Закусивший с дороги на уголке стола Виктор Степанович Пральников посидел около Брагина, а потом с позволения хозяйки дома углубился в семейный альбом Ковус-ага. В пожелтевшей папке "скоросшивателя" были собраны не только давнишние фотографии старого моряка, но и разные бумаги, две грамоты и газетные вырезки, относящиеся, главным образом, к проплыву таймунщиков через Каспий до Москвы. Любопытный альбом в какой-то мере мог заменить желанную беседу с самим Ковус-ага, которого Пральников должен был непременно повидать. Застолье между тем шумно продолжалось.
Нина опрометью скрылась в другой комнате и вышла с лентой в смоченных одеколоном волосах, в черных лодочках, свежая, насмешливая и гордая. Метанов расшаркался, склонил набок голову и с маслянистой улыбкой уставился на обаятельную девушку.
- Смею надеяться!..
Они согласно, крепко обнялись в танце. И сразу же чем-то не понравилась эта пара озабоченной старушке. Взглянув сурово на Сережу, она бросила на посудник чулок с луком и громко, замутив голосом музыку, спросила:
- Семен Семенович, сударик, а какой у вас номер?

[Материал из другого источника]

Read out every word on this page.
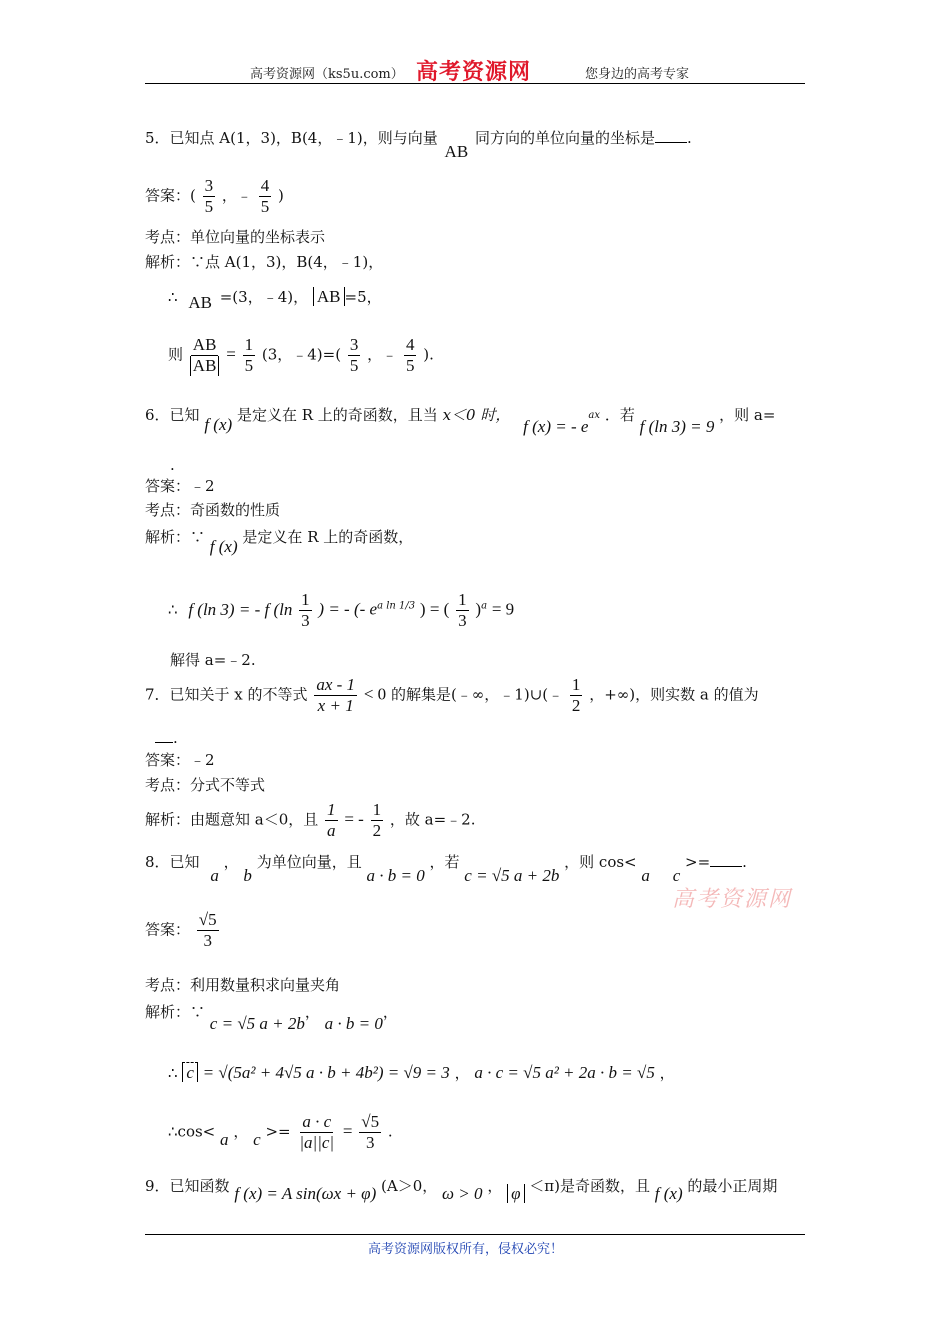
高考资源网（ks5u.com） 高考资源网	您身边的高考专家
5．已知点 A(1，3)，B(4，﹣1)，则与向量 AB 同方向的单位向量的坐标是 .
答案：( $\frac{3}{5}$ ，﹣ $\frac{4}{5}$ )
考点：单位向量的坐标表示
解析：∵点 A(1，3)，B(4，﹣1)，
∴ AB =(3，﹣4)， AB =5，
则 $\frac{AB}{AB} = \frac{1}{5} (3$，﹣4)=( $\frac{3}{5}$ ，﹣ $\frac{4}{5}$ ).
6．已知 f (x) 是定义在 R 上的奇函数，且当 x＜0 时， f (x) = - $e^{ax}$ ．若 f (ln 3) = 9 ，则 a=
.
答案：﹣2
考点：奇函数的性质
解析：∵ f (x) 是定义在 R 上的奇函数，
∴ f (ln 3) = - f ($\ln \frac{1}{3}$ ) = - (- $e^{a ln 1/3}$ ) = ( $\frac{1}{3} )^a = 9$
解得 a=﹣2.
7．已知关于 x 的不等式 $\frac{ax - 1}{x + 1} < 0$ 的解集是(﹣∞，﹣1)∪(﹣ $\frac{1}{2}$ ，+∞)，则实数 a 的值为
.
答案：﹣2
考点：分式不等式
解析：由题意知 a＜0，且 $\frac{1}{a}$ = - $\frac{1}{2}$ ，故 a=﹣2.
8．已知 a ， b 为单位向量，且 a · b = 0 ，若 c = √5 a + 2b ，则 cos< a c >= .
高考资源网
答案： $\frac{√5}{3}$
考点：利用数量积求向量夹角
解析：∵ c = √5 a + 2b， a · b = 0，
∴ c = √(5a² + 4√5 a · b + 4b²) = √9 = 3 ， a · c = √5 a² + 2a · b = √5 ，
∴cos< a ， $c >= \frac{a \cdot c}{|a||c|} = \frac{√5}{3}$ .
9．已知函数 f (x) = A sin(ωx + φ) (A＞0， ω > 0 ， φ ＜π)是奇函数，且 f (x) 的最小正周期
高考资源网版权所有，侵权必究！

- Простите, про какой именно номер...
- Очки какие носите? Мои некстати треснули. По ободочку... Не откажите в любезности, помогите. Пока вы танцуете, я в ваших очках гуся обследую!

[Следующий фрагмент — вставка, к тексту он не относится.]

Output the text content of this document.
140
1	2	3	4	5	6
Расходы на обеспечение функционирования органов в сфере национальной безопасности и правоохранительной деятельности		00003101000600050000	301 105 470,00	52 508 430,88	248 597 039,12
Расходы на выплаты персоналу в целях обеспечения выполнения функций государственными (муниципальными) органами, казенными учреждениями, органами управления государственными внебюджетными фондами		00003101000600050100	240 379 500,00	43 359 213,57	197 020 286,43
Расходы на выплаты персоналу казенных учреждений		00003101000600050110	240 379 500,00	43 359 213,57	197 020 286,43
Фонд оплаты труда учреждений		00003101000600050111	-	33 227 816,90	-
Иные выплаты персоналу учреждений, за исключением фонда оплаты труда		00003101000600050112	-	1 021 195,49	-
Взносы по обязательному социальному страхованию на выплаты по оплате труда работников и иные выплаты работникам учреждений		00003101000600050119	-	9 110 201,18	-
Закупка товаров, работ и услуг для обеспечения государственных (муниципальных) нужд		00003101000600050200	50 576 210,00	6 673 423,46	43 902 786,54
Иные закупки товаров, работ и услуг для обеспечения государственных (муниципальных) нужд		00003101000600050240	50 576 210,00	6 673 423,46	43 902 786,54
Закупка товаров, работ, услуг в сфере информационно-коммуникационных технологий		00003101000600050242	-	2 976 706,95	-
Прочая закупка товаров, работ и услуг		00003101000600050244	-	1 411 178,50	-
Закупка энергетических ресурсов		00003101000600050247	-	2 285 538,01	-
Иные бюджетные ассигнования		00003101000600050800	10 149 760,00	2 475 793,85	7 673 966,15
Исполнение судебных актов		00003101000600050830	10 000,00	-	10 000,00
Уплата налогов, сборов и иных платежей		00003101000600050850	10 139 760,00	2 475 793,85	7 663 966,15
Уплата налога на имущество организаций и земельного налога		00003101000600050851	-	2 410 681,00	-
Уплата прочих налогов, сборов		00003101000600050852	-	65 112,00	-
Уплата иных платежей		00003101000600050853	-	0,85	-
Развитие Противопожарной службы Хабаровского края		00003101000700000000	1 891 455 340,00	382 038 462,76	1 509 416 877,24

Нина от души рассмеялась и, касаясь грудью разгоряченного партнера, сбилась с такта.
- Но позвольте, при чем тут мои очки? - смутился чуткий Метанов под взглядом Нины, но быстро нашелся, не испортил танца. Погрозив пальцем шутливой старушке, Семен Семенович властно и порывисто обнял девушку, привлек к себе в такт музыки, и Нина тут же стала удивительно податливой, покорной музыке и кавалеру.

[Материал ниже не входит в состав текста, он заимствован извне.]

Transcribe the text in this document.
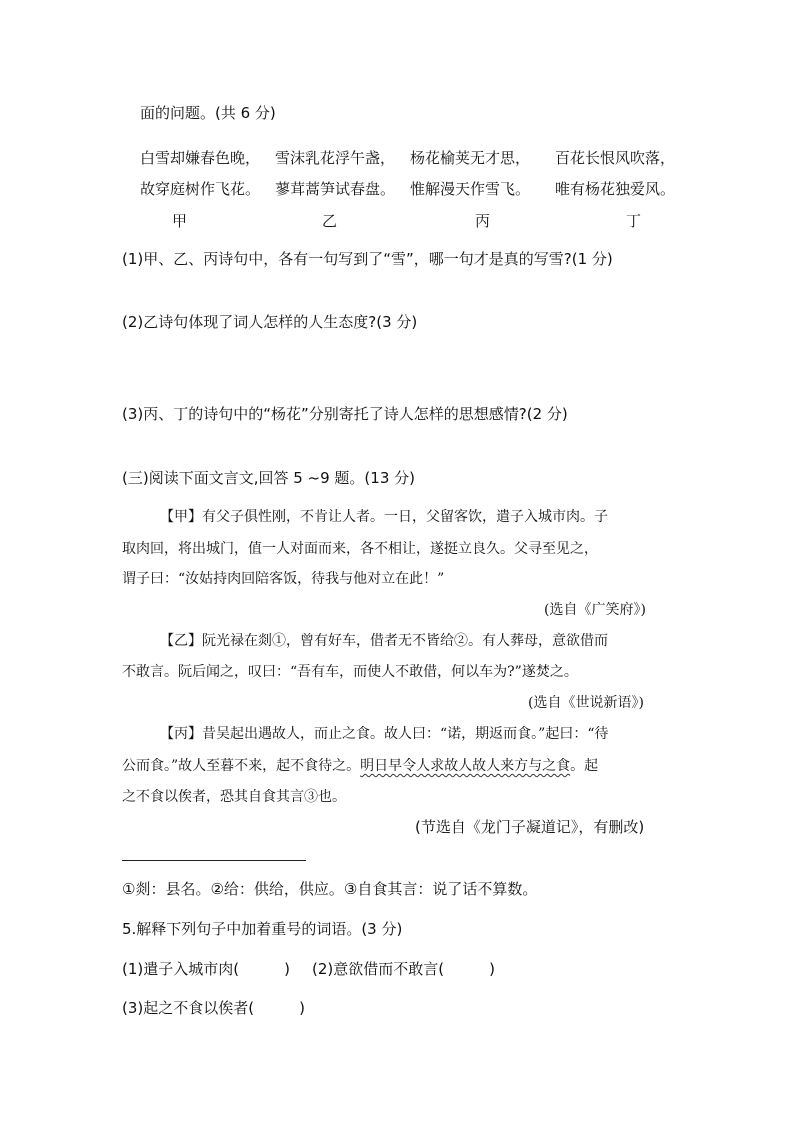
面的问题。(共 6 分)
白雪却嫌春色晚， 雪沫乳花浮午盏， 杨花榆荚无才思， 百花长恨风吹落，
故穿庭树作飞花。 蓼茸蒿笋试春盘。 惟解漫天作雪飞。 唯有杨花独爱风。
甲	乙	丙	丁
(1)甲、乙、丙诗句中，各有一句写到了“雪”，哪一句才是真的写雪?(1 分)
(2)乙诗句体现了词人怎样的人生态度?(3 分)
(3)丙、丁的诗句中的“杨花”分别寄托了诗人怎样的思想感情?(2 分)
(三)阅读下面文言文,回答 5 ~9 题。(13 分)
【甲】有父子俱性刚，不肯让人者。一日，父留客饮，遣子入城市肉。子
取肉回，将出城门，值一人对面而来，各不相让，遂挺立良久。父寻至见之，
谓子曰：“汝姑持肉回陪客饭，待我与他对立在此！”
(选自《广笑府》)
【乙】阮光禄在剡①，曾有好车，借者无不皆给②。有人葬母，意欲借而
不敢言。阮后闻之，叹曰：“吾有车，而使人不敢借，何以车为?”遂焚之。
(选自《世说新语》)
【丙】昔吴起出遇故人，而止之食。故人曰：“诺，期返而食。”起曰：“待
公而食。”故人至暮不来，起不食待之。明日早令人求故人故人来方与之食。起
之不食以俟者，恐其自食其言③也。
(节选自《龙门子凝道记》，有删改)
①剡：县名。②给：供给，供应。③自食其言：说了话不算数。
5.解释下列句子中加着重号的词语。(3 分)
(1)遣子入城市肉(　　　) (2)意欲借而不敢言(　　　)
(3)起之不食以俟者(　　　)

Танцевала Нина с упоением, целиком отдаваясь восторженному порыву, отточенной слаженности движений, взаимному чувству ритма танца.
Обособленно сидели на кушетке Брагин и Завидный, не мешая ни танцующим, ни Виктору Пральникову. С откровенным любопытством следя за Ниной, Сергей ожидал, с чего же начнет разговор Игорь, занятый своей хитроумной зажигалкой-медальончиком, сувениром какого-то заграничного фестиваля.
- Деспотизм редких вещей, впрочем, как и красивых людей, не имеет предела, но как дьявольски приятен этот гнет красивости! - восторженно жаловался Игорь. - Иная чарующая безделушка завлекает и пленит, как та искусная француженка, сказавшая откровенно: "Смелей вперед, и я - ваша!.." Вот и эта ладанка, с виду простушка, но бесценна, как раковина с жемчугом. - Игорь любовно положил зажигалку на ладонь, отвел руку в сторону и взглянул, избоченясь. - Маньяк ты, Сережа, и упрямство твое болезненное. Ты словно противишься приятному. Взять хотя бы курение... Помню, в институте, желторотиком ты выкуривал в день по две пачки едкого "Прибоя", а в дебрях Каспия, где дикарем можно запросто стать, из упрямства ты лишил себя даже этой горькой сладости.